Когда-нибудь я расскажу, если успею, поподробнее о тех наших и последующих годах товарищества, встречах, «случаях» и суждениях — но теперь только об одном: о том, какая в этом человеке сохранилась поразительная чувствительность, тонкость и точность ощущений, настроений, нежность и хрустальный звон. Какое одиночество и потребность в единомыслии и единоверовании. Какая тяга к скитальничеству и городская к у л ь т у р н а я потребность в прикосновении к земле, к у к л а д у, к к о р н ю, к пространству. В сущности случайно, л и т е р а т у р н о, Пришвиным ориентированный на Север (а другие в месяцы своей преддипломной практики подались кто на юг, кто в Сибирь, в Азию и на Дальний Восток), Казаков навсегда заболел Севером, — там его поразило и потрясло все: природа, люди, жизнь, столь далекая от бодрой газетной передовицы, дикость и красота, первобытность схватки рыбака и рыбы, охотника и зверя, человека и моря, человека и леса. Еще более поразило профессиональное писательское ухо первобытное, единое в своей утилитарности и поэзии с л о в о, тоже далекое от затертой информативной речи. И как ни хороша бывает, и точна, и богата московская речь тоже, которую Казаков, естественно, знал и любил, но ведь писателю всегда хочется чего-то особого и нового, о т к р ы т и я, и я представляю, как он радовался, и бормотал, и бурчал, обсмаковывая и обкатывая во рту, словно сладость, каждое новенькое словцо или речение, — одно дело у Даля прочесть, другое — услышать от мужика или старухи на ветру и дожде при д е л е, конкретно в потоке, под крики чаек.

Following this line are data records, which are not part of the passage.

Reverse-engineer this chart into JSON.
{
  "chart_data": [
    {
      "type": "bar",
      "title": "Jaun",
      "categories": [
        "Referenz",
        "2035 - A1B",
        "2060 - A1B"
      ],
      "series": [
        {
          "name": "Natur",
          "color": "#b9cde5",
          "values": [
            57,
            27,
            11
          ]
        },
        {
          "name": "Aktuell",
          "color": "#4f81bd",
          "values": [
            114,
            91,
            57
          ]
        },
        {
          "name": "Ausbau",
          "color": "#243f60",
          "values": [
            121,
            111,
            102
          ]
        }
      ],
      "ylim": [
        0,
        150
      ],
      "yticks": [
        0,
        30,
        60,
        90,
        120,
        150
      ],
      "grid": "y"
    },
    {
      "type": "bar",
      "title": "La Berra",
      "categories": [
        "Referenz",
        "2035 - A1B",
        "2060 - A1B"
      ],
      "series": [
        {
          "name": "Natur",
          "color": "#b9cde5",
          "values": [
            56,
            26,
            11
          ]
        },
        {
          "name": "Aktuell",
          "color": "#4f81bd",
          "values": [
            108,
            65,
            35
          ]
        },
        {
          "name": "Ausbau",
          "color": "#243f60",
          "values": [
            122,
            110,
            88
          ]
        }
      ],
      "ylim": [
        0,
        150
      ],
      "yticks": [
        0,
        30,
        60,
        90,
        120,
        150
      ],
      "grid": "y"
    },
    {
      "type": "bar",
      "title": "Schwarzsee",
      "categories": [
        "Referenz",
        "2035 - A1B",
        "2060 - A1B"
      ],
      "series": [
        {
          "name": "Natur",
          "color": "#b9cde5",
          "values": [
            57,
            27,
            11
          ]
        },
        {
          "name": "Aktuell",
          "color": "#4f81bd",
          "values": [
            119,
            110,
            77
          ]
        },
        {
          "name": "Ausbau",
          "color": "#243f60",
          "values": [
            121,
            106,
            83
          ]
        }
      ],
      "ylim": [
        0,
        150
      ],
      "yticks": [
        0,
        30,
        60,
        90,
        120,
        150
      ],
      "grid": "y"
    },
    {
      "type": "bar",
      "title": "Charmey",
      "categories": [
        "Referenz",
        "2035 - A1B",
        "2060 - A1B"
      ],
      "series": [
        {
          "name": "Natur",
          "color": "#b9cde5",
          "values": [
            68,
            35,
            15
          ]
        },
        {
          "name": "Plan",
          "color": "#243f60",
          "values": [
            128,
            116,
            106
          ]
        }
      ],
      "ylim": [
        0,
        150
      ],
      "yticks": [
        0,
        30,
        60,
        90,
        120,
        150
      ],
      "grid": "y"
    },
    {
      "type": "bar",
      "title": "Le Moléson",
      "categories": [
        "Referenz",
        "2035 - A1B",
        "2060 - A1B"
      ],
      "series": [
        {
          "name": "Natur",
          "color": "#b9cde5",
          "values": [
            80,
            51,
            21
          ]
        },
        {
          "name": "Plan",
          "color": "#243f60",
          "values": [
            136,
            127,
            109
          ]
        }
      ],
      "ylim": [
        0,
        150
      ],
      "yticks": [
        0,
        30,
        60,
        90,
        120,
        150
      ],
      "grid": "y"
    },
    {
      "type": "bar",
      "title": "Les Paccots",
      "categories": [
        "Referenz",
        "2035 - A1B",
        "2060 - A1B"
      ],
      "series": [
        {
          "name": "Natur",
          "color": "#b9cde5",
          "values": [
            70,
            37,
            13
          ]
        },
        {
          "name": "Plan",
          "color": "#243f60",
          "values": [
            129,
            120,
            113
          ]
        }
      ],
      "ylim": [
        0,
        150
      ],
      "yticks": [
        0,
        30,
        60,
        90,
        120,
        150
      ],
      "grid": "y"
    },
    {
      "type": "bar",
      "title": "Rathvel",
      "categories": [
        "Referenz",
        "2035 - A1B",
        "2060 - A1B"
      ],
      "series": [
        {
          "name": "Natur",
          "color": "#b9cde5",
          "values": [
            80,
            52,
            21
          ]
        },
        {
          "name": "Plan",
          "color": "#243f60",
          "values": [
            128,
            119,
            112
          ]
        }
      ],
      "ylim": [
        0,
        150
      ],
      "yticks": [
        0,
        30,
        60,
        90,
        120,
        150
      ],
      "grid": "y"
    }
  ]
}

Помню, он принес начало заметок о Севере в «Знамя», где я сидел тогда литредактором в отделе очерка, и мы долго искали с ним название, и все привычное никак не подходило для этой простой, безыскусной на первый взгляд, а на самом деле очень изысканно выстроенной прозы, которую мы по старинке все именуем очерком, дневником, бог знает чем, вместо того чтобы (если уж по-старинному) назвать прямо поэмой.
Но самое главное — там была горькая и щемящая правда об этих русских землях, когда-то полных жизни, а со временем оскудевших и брошенных. И думаю, никакая природа, никакое слово никогда так не поражают сердце такого писателя, каким был Юрий Казаков, как зрелище народной беды, оскудения, вымороченности (пусть и узкоместного значения, пусть и одной только деревни) и дикости нравов, жестокости, алкогольной дебильности и прочего в таком духе.
Отсюда — и так называемая очерковость, а лучше сказать, документальность, невозможность ничего сочинять и приспосабливать: передай по возможности точно, как оно есть, не выдумывай, и без тебя хватает выдуманного, а вот так, как увидел, как поразило — так и написать: как в письме, как в дневнике. И что сам чувствовал в ту минуту — вот и все, и больше ничего. И так он писал, и так стал Юрием Казаковым, и память о себе он выстрадал и заслужил.